The Gonzaga, ruling family of Mantua since the early fourteenth century and promoted through the ranks of the nobility to ducal status in 1530, had been limited in their cultural pretensions until the arrival in the city of Isabella d’Este (1474–1539), daughter of Duke Ercole I of neighbouring Ferrara, who married the Marquis Francesco Gonzaga in 1490. During the half-century that followed, including the years after the death of Francesco in 1519, Isabella was the leading patron at the court, and it was under her influence that Mantua became a centre of secular music and of other arts. There seems to have been only limited overlap between the musical activities of the Gonzaga court and of Mantua cathedral, however—except in the sense that Jacquet was established in the cathedral but as a creature of the ducal family. This is all the more surprising when one considers that the Gonzaga did not construct a private chapel building until after Jacquet’s death, installing instead the court’s sacred music ensemble in the Lady Chapel, Santa Maria dei Voti, within the cathedral. Although the court establishment included the two major figures in the secular genre of the frottola, Marchetto Cara and Bartolomeo Tromboncino, Jacquet is the only composer of any substance to have graced the ecclesiastical organization in Mantua at this time. It was fortunate for his contemporary listeners, therefore, that he wrote such a significant quantity of sacred music, and that it is of such fine quality.
The Mantuan cathedral choir was large in comparison with the importance of the duchy, with approximately fifteen adult singers and about a dozen boys on average during Jacquet’s career. As with other Italian choirs such as that of the Sistine Chapel, however, it may well have been the case that the performing forces for polyphony were considerably smaller, possibly even single voices to a part.
Jacquet’s musical output is substantial, running to twenty-four known Mass settings, rather over a hundred motets, a cycle of twenty-six Vesper Hymns, Psalms which were published in collaboration with Adrian Willaert and others, Lamentations, and two Passion settings. In total this is a comparable achievement to the other leading figures of his age such as Willaert and Nicolas Gombert, with a greater emphasis on Mass composition but almost no secular music. No doubt this weighting reflects Jacquet’s position at the cathedral and the existence of a separate courtly musical establishment within the small city of Mantua.

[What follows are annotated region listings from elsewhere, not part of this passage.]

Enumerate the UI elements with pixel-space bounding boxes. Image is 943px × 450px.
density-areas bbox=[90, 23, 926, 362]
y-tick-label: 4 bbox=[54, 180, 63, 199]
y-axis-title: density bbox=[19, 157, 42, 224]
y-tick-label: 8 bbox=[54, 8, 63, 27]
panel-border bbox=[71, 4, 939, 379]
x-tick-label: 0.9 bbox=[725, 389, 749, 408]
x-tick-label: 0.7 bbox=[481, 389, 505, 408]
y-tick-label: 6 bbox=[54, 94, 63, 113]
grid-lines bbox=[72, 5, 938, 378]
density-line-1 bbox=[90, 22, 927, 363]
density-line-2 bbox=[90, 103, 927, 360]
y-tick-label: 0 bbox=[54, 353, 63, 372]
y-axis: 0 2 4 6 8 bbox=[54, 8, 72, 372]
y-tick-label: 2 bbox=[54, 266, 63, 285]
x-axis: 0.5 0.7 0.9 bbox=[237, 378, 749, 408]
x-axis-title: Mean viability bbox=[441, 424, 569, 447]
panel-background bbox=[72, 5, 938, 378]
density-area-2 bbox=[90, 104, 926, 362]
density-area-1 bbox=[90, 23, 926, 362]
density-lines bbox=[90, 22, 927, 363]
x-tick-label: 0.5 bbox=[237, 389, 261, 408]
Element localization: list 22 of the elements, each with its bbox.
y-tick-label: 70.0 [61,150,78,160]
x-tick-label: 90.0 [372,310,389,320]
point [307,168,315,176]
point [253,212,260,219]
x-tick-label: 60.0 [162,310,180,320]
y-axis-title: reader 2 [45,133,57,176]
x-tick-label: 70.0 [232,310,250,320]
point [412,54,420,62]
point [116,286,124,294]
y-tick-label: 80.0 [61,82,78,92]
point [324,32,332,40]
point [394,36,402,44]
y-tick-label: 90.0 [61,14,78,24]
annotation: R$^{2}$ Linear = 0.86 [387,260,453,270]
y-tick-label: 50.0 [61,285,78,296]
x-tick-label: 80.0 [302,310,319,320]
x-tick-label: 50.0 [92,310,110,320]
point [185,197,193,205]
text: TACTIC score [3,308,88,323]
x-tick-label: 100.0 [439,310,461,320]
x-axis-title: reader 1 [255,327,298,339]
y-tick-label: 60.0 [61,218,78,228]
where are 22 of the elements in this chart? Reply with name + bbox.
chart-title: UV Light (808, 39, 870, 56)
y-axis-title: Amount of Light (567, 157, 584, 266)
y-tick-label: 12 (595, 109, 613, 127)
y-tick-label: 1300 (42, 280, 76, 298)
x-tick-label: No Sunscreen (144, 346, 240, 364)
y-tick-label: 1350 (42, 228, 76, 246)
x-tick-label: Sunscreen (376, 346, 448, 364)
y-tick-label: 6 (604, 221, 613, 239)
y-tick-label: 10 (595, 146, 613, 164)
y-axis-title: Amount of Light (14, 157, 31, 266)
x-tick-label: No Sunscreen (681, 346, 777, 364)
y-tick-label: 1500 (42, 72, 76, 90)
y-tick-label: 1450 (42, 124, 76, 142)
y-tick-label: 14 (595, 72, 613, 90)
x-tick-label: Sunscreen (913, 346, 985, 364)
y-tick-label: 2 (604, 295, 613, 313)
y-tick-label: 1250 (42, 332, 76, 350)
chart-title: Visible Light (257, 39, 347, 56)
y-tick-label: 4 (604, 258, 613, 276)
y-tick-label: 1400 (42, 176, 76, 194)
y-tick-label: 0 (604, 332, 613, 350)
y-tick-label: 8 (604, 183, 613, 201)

The fact that Jacquet’s music is rather poorly known in modern times is no reflection on its quality, which places him among the very best of the mid-century composers. However, a considerable portion of his output is unavailable in modern edition, due principally to the early death of the musicologist George Nugent, who had been in the process of editing the motets. Nugent had contributed substantially to understanding of the true extent of Jacquet’s compositional activity by sifting out those pieces incorrectly attributed to him. But despite the recent posthumous publication of a further volume of Nugent’s edition, a considerable quantity of material remains unedited, including nearly half of the Masses.